Thanksgiving 2

In my house I am privileged to be the grocery shopper. I have apparently behaved myself, and have been rewarded with this exciting social activity.

Grocery shopping is a very interesting thing. You can see people at their best, and at their worst. You can see if they are thrifty, or extravagant in their tastes. Some people are in a terrible hurry, and some of us consider shopping a leisure activity. Some people are friendly, and some are not.

If you seek diversity in people, a grocery store is one place guaranteed to produce the desired result.

Yesterday, at the grocery store I kept passing the same woman while I shopped. She seemed to be taking the opposite route route through the store. She was going up and down the aisles, and I was going down and up. This meant that we met each other at least half-a-dozen times.

Now, here in the South, we are courteous, polite, and sometimes a bit flirty. We always acknowledge the presence of another person, especially one of the opposite sex. It is not that grocery shopping is a sexual pursuit, but some swear on the abundance of opportunities on the produce aisle, or in the ice cream section. You can probably meet a common sense person on the oatmeal aisle.

I know one guy who met his future wife at a Walmart prescription counter. This may not have been a good place for amorous encounters.  She had more diseases than a hospital, and no health insurance.

But, I digress…

At any rate, I kept meeting the same woman on the grocery aisles, and at first, we just smiled in acknowledgement of each other. The rest of the time nobody made a big deal of the meetings. When we seemed to be heading for the same grocery line it seemed appropriate to say something.

“It looks like you are preparing for a crowd at Thanksgiving”, I said. She replied that she would be preparing dinner for about sixteen people. The conversation was short, polite, and was not inappropriate. She was just another harried shopper trying to get ready for the big family event. I am sorry to disappoint if you were expecting something lascivious.

Our original Thanksgiving pioneers did not have grocery stores, and they probably had very few smiles. You see, pioneering can be a really hard, and hungry job. If you land on a strange shore and cannot find fertile land, plentiful game, and adequate water supplies in quick order, you are screwed. You stand a good chance of starving, as many colonizing pioneers did.

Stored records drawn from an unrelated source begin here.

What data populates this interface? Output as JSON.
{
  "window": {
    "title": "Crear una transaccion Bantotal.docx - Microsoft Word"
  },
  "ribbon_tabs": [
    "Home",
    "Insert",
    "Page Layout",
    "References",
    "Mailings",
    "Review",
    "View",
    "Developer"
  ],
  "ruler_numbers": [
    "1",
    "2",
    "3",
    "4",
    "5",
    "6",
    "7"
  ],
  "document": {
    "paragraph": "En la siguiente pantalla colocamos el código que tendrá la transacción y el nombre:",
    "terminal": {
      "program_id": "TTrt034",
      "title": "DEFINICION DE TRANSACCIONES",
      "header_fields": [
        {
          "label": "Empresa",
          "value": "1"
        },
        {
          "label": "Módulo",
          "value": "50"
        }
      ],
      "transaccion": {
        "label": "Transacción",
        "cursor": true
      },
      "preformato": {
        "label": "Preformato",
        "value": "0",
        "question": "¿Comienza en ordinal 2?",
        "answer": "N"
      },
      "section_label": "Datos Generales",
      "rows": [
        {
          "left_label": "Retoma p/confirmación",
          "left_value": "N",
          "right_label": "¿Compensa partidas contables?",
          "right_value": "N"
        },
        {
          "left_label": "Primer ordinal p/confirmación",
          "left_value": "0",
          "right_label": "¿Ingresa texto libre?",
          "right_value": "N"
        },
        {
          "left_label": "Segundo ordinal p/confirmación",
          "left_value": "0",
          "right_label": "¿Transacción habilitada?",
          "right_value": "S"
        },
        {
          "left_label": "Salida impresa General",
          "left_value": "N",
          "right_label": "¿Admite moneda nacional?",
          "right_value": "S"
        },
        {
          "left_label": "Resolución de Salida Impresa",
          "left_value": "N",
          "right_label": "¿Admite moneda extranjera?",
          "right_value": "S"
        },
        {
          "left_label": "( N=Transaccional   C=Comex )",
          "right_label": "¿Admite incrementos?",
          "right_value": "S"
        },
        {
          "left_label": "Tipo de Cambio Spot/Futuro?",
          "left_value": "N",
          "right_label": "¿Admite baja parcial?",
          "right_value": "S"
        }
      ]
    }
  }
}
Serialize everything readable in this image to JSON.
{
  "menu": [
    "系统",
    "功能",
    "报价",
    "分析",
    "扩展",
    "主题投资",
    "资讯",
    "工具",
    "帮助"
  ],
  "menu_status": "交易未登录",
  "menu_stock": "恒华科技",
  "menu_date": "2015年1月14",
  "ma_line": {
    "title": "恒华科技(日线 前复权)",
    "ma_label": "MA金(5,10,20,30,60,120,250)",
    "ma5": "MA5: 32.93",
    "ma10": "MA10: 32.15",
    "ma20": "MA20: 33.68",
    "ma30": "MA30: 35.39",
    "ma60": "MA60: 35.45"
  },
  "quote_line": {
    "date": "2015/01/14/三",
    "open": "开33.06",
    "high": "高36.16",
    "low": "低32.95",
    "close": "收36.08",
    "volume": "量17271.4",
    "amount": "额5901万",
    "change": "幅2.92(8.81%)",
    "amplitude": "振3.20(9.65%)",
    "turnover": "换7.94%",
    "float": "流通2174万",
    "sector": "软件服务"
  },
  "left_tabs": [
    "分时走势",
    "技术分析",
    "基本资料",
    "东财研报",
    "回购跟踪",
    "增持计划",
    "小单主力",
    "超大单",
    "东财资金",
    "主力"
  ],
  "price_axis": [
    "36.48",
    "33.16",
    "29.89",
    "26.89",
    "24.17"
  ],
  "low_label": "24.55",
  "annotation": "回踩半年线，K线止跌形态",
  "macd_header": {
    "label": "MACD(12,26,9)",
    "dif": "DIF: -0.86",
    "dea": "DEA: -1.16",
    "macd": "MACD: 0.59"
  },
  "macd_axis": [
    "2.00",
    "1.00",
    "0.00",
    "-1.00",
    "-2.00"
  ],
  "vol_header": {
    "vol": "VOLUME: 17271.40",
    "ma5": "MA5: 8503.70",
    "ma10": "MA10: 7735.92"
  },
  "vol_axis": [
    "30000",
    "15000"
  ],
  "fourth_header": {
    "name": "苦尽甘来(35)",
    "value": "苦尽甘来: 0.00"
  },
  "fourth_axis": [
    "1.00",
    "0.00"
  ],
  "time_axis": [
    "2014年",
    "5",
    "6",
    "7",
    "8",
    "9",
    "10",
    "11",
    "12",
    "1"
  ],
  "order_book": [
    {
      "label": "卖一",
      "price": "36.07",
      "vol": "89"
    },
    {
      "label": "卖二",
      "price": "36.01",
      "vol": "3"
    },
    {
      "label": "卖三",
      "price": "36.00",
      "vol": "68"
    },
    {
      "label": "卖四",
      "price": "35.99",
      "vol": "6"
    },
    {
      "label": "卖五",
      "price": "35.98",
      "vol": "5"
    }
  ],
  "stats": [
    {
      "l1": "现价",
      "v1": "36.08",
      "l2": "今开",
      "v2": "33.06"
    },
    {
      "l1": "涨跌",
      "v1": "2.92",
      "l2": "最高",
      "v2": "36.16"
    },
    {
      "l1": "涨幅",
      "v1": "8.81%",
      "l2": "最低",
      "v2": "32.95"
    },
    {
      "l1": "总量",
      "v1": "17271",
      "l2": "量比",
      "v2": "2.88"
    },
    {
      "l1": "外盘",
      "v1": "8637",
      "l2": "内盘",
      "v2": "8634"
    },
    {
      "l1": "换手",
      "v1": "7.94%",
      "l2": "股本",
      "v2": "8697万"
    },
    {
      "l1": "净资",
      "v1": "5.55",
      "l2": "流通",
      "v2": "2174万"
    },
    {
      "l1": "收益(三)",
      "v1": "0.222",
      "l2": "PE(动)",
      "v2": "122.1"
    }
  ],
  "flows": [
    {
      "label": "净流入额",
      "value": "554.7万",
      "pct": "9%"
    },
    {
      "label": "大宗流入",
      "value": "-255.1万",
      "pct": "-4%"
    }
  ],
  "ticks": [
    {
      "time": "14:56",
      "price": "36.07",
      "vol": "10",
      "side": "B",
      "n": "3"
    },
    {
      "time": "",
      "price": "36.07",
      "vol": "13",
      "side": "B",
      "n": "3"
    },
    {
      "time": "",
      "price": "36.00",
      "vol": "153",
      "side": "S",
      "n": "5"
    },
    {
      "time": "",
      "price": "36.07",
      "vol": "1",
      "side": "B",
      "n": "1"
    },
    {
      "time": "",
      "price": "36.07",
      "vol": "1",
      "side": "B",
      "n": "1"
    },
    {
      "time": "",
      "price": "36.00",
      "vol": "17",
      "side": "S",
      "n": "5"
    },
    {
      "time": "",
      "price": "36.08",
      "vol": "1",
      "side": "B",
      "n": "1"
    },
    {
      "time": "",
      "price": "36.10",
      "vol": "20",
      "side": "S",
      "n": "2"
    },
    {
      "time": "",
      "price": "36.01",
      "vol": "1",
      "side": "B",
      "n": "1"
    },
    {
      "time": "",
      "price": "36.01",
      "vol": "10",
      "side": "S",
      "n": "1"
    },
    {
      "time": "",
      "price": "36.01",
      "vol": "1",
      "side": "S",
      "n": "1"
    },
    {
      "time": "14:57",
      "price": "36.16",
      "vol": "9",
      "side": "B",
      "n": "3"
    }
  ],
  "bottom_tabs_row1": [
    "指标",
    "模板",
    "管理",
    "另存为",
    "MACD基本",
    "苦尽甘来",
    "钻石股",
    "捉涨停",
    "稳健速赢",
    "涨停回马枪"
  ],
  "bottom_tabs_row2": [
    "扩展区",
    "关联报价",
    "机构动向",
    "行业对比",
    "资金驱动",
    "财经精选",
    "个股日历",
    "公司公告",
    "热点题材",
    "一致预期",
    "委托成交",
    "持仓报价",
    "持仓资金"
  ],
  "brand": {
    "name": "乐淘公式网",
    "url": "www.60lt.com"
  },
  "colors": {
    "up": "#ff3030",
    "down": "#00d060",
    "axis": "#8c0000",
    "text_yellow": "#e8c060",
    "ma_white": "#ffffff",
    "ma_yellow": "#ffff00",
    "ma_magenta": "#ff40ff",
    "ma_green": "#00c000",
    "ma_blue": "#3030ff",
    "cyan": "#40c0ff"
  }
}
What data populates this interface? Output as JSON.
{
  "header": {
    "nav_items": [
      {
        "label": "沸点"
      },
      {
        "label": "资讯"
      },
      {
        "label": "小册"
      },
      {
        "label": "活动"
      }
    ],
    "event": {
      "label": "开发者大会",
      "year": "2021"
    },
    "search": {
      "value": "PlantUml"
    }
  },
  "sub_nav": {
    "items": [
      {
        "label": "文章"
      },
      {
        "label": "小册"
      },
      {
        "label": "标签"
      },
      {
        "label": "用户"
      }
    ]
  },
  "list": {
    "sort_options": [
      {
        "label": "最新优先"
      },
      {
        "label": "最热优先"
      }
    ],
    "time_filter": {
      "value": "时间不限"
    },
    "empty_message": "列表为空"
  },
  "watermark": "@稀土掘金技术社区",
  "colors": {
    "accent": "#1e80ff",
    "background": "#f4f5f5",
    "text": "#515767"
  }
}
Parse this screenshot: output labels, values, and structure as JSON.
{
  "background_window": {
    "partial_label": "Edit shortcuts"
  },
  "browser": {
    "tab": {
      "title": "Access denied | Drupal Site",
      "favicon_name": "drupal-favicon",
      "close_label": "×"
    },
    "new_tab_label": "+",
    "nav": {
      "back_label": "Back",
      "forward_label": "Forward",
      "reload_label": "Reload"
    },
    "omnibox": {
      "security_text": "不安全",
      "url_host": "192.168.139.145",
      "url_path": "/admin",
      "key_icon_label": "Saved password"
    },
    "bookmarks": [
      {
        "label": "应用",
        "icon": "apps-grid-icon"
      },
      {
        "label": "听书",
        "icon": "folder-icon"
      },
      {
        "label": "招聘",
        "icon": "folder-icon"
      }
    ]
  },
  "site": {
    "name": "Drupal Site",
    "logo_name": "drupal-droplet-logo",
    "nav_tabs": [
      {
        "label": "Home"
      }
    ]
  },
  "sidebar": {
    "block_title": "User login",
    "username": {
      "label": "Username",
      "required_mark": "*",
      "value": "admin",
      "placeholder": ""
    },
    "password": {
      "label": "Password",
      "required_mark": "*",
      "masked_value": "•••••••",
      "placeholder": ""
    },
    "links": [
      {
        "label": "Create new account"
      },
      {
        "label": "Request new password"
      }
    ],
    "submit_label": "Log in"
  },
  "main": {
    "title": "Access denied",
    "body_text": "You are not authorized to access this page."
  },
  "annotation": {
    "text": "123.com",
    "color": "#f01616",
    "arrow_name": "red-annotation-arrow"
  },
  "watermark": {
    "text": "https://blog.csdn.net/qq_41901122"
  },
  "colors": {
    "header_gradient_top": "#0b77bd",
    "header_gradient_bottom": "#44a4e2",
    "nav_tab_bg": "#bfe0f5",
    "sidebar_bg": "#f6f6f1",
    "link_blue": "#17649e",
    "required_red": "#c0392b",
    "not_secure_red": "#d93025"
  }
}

Remember the stories of the settlers at Jamestown and Roanoke, Virginia. Starvation, disease, troubles with the native Indian tribes were big problems. They had to put up with each other, too.

The Roanoke colony did not survive, and Jamestown was touch and go for several years. The Massachusetts Bay colony was fortunate in its survival, too.

Colonial success was not guaranteed.

We have our intractable problems, today, but they do not go to our very basic physical existence. Our problems are political, economic, spiritual, and personal. They are important, but one reason for Thanksgiving is to keep all this stuff in perspective.

Happy Thanksgiving, people. My advice is to spend the day enjoying life, and to devote some time for prayer.